The rookie seemed different; she wasn’t entirely ruined yet. Maybe she wasn’t particularly pretty, but she was gushing youth, still looking for something, still hopeful. A short-cut little head of hair, a slender energetic body, and large gray eyes. I carefully examined her intellect. I didn’t need a fool, nor someone who was too intelligent. Vaiva was exactly that, and besides — she wasn’t as irksome as Stefa. She willingly accepted the boss’s attentions, stayed to work evenings, visited me at home a couple of times. She behaved properly: she didn’t act cheap, but she didn’t hide her legs, either. I was truly happy that I had found an assistant; I trusted her with secondary work. I was already thoroughly resolved to include her in an important experiment. I tried to make her like me, if need be I would even have married her — details couldn’t block my essential aims.

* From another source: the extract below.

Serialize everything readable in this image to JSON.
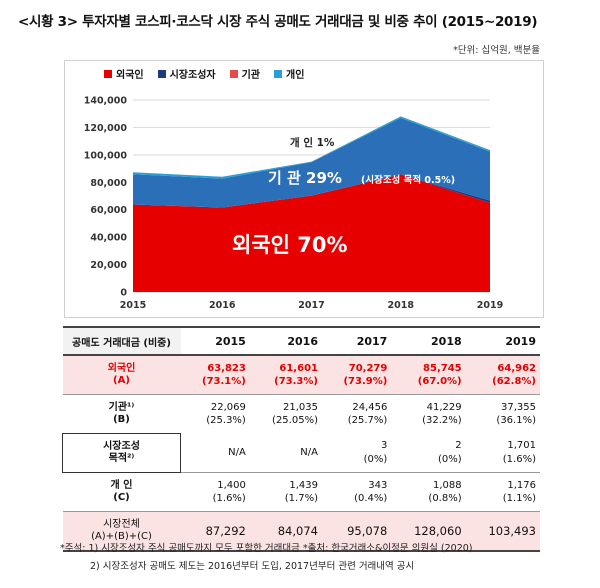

But for the time being, I continued to wander through the library’s collections alone. At night, there between the bookcases, I read Plato’s Republic for the hundredth time. I attempted, to no avail, to comprehend the species of commissars he had originated. A species in which Robespierre and Mussolini shone. A species whose development says a great deal to a sharp-eyed investigator. I kept asking myself: why do you always end up alone in the presence of the commissars? Where do friends and like-minded fellows, in general any agreements with others, disappear to?